Suppose \(X\) is a \(K\)-dimensional random variable with probability density function \(p_X(x)\). A new random variable \(Y = f(X)\) may be defined by transforming \(X\) with a suitably well-behaved function \(f\). It suffices for what follows to note that if \(f\) is one-to-one and its inverse \(f^{-1}\) has a well-defined Jacobian, then the density of \(Y\) is

\[ p_Y(y) = p_X(f^{-1}(y)) \, \left| \, \det \, J_{f^{-1}}(y) \, \right|, \]

where \(\det{}\) is the matrix determinant operation and \(J_{f^{-1}}(y)\) is the Jacobian matrix of \(f^{-1}\) evaluated at \(y\). Taking \(x = f^{-1}(y)\), the Jacobian matrix is defined by

\[ J_{f^{-1}}(y) = \left[ \begin{array}{ccc}\displaystyle \frac{\partial x_1}{\partial y_1} & \cdots & \displaystyle \frac{\partial x_1}{\partial y_{K}} \\ \vdots & \vdots & \vdots \\ \displaystyle\frac{\partial x_{K}}{\partial y_1} & \cdots & \displaystyle\frac{\partial x_{K}}{\partial y_{K}} \end{array} \right]. \]

If the Jacobian matrix is triangular, the determinant reduces to the product of the diagonal entries,

\[ \det \, J_{f^{-1}}(y) = \prod_{k=1}^K \frac{\partial x_k}{\partial y_k}. \]

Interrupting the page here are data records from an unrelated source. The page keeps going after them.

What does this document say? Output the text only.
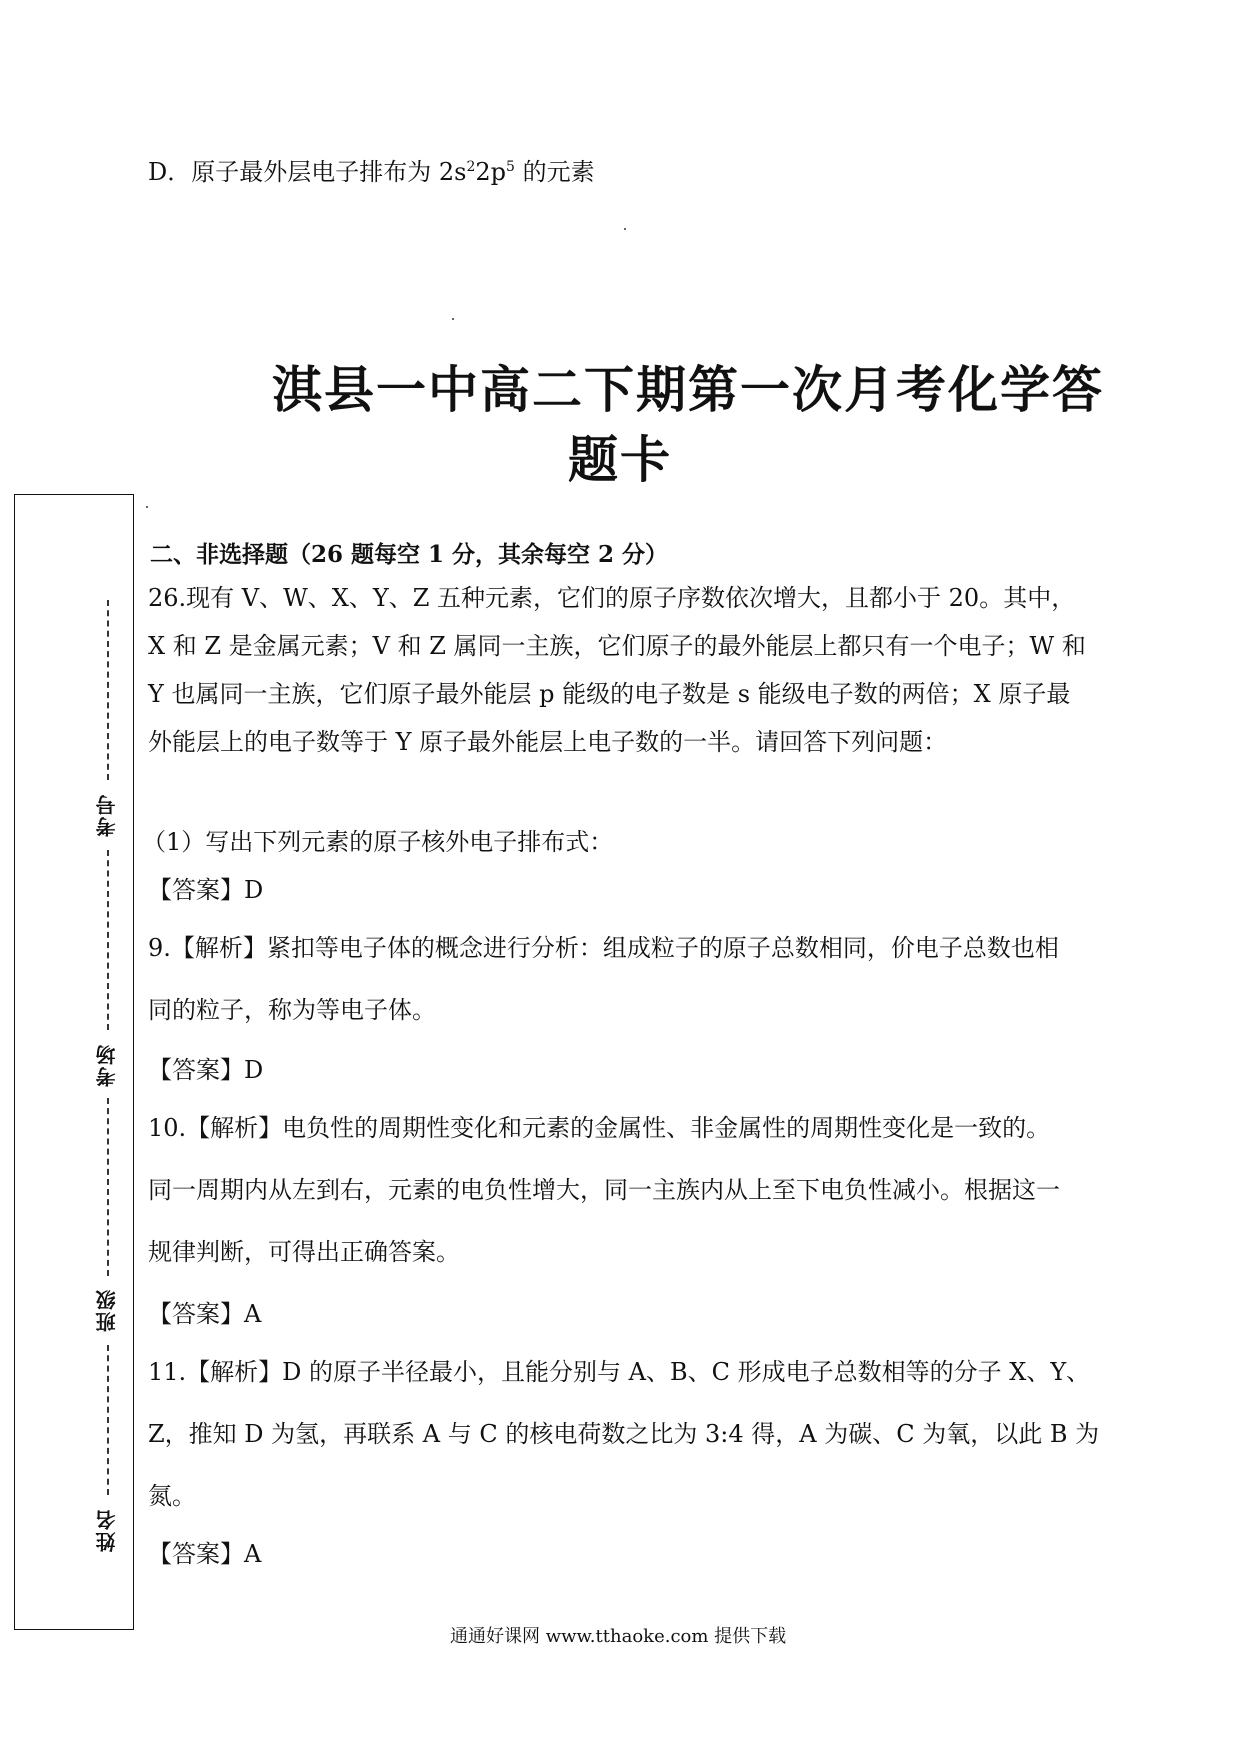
D．原子最外层电子排布为 $2s^22p^5$ 的元素
淇县一中高二下期第一次月考化学答
题卡
考号
考场
班级
姓名
二、非选择题（26 题每空 1 分，其余每空 2 分）
26.现有 V、W、X、Y、Z 五种元素，它们的原子序数依次增大，且都小于 20。其中，
X 和 Z 是金属元素；V 和 Z 属同一主族，它们原子的最外能层上都只有一个电子；W 和
Y 也属同一主族，它们原子最外能层 p 能级的电子数是 s 能级电子数的两倍；X 原子最
外能层上的电子数等于 Y 原子最外能层上电子数的一半。请回答下列问题：
（1）写出下列元素的原子核外电子排布式：
【答案】D
9.【解析】紧扣等电子体的概念进行分析：组成粒子的原子总数相同，价电子总数也相
同的粒子，称为等电子体。
【答案】D
10.【解析】电负性的周期性变化和元素的金属性、非金属性的周期性变化是一致的。
同一周期内从左到右，元素的电负性增大，同一主族内从上至下电负性减小。根据这一
规律判断，可得出正确答案。
【答案】A
11.【解析】D 的原子半径最小，且能分别与 A、B、C 形成电子总数相等的分子 X、Y、
Z，推知 D 为氢，再联系 A 与 C 的核电荷数之比为 3:4 得，A 为碳、C 为氧，以此 B 为
氮。
【答案】A
通通好课网 www.tthaoke.com 提供下载
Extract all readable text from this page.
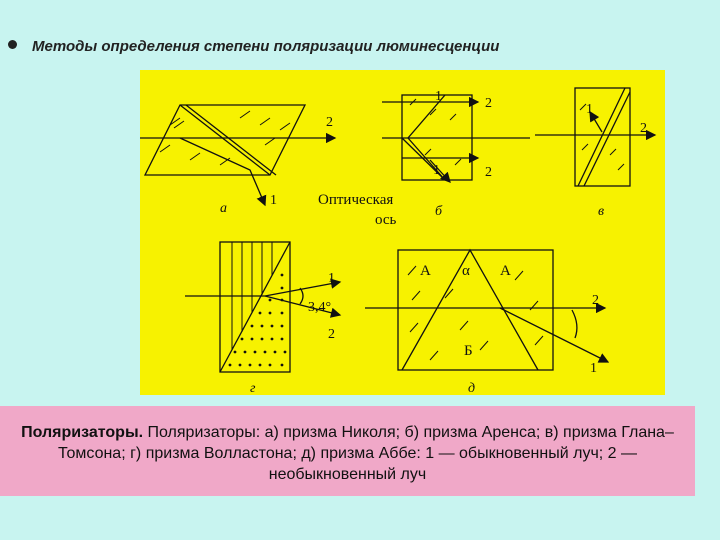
Методы определения степени поляризации люминесценции
а
2
1	Оптическая
ось
1	2
1	2
б
1
2
в
1
2
3,4°
г
А α А
Б
2
1
д
Поляризаторы. Поляризаторы: а) призма Николя; б) призма Аренса; в) призма Глана–Томсона; г) призма Волластона; д) призма Аббе: 1 — обыкновенный луч; 2 — необыкновенный луч
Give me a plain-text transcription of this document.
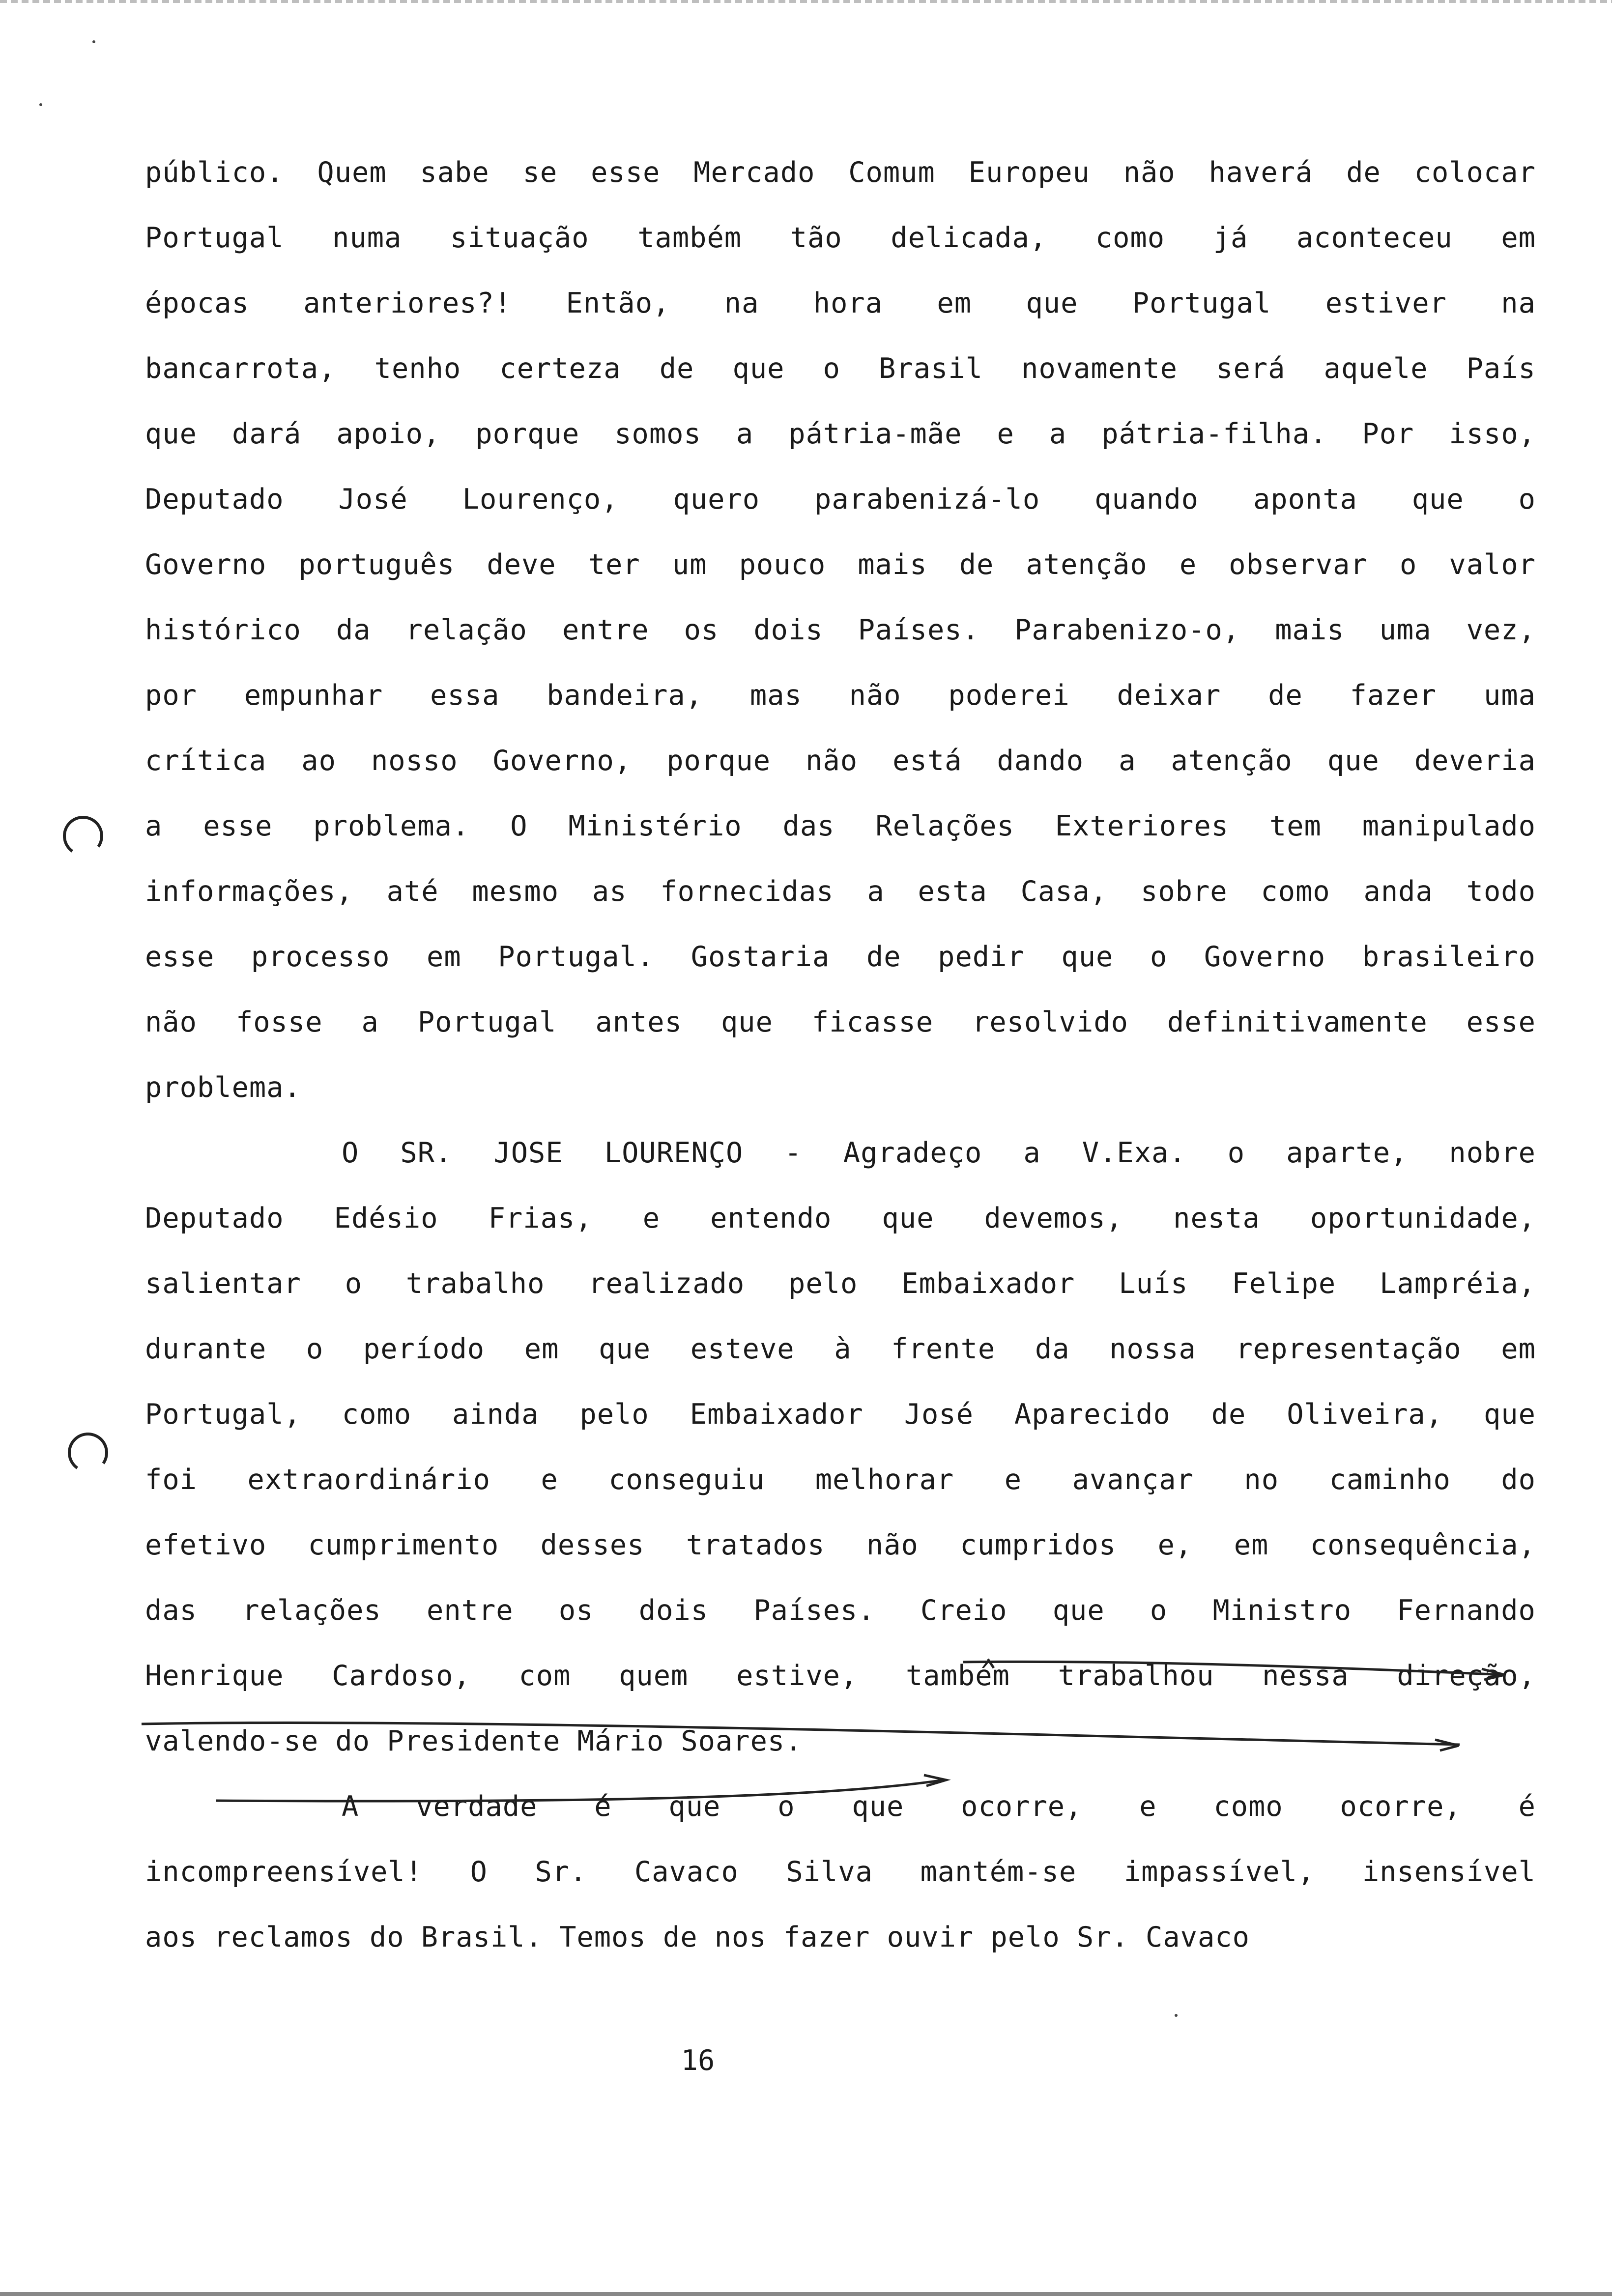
público. Quem sabe se esse Mercado Comum Europeu não haverá de colocar
Portugal numa situação também tão delicada, como já aconteceu em
épocas anteriores?! Então, na hora em que Portugal estiver na
bancarrota, tenho certeza de que o Brasil novamente será aquele País
que dará apoio, porque somos a pátria-mãe e a pátria-filha. Por isso,
Deputado José Lourenço, quero parabenizá-lo quando aponta que o
Governo português deve ter um pouco mais de atenção e observar o valor
histórico da relação entre os dois Países. Parabenizo-o, mais uma vez,
por empunhar essa bandeira, mas não poderei deixar de fazer uma
crítica ao nosso Governo, porque não está dando a atenção que deveria
a esse problema. O Ministério das Relações Exteriores tem manipulado
informações, até mesmo as fornecidas a esta Casa, sobre como anda todo
esse processo em Portugal. Gostaria de pedir que o Governo brasileiro
não fosse a Portugal antes que ficasse resolvido definitivamente esse
problema.
O SR. JOSE LOURENÇO - Agradeço a V.Exa. o aparte, nobre
Deputado Edésio Frias, e entendo que devemos, nesta oportunidade,
salientar o trabalho realizado pelo Embaixador Luís Felipe Lampréia,
durante o período em que esteve à frente da nossa representação em
Portugal, como ainda pelo Embaixador José Aparecido de Oliveira, que
foi extraordinário e conseguiu melhorar e avançar no caminho do
efetivo cumprimento desses tratados não cumpridos e, em consequência,
das relações entre os dois Países. Creio que o Ministro Fernando
Henrique Cardoso, com quem estive, também trabalhou nessa direção,
valendo-se do Presidente Mário Soares.
A verdade é que o que ocorre, e como ocorre, é
incompreensível! O Sr. Cavaco Silva mantém-se impassível, insensível
aos reclamos do Brasil. Temos de nos fazer ouvir pelo Sr. Cavaco
16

Triangular matrices naturally arise in situations where the variables are ordered, for instance by dimension, and each variable’s transformed value depends on the previous variable’s transformed values. Diagonal matrices, a simple form of triangular matrix, arise if each transformed variable only depends on a single untransformed variable.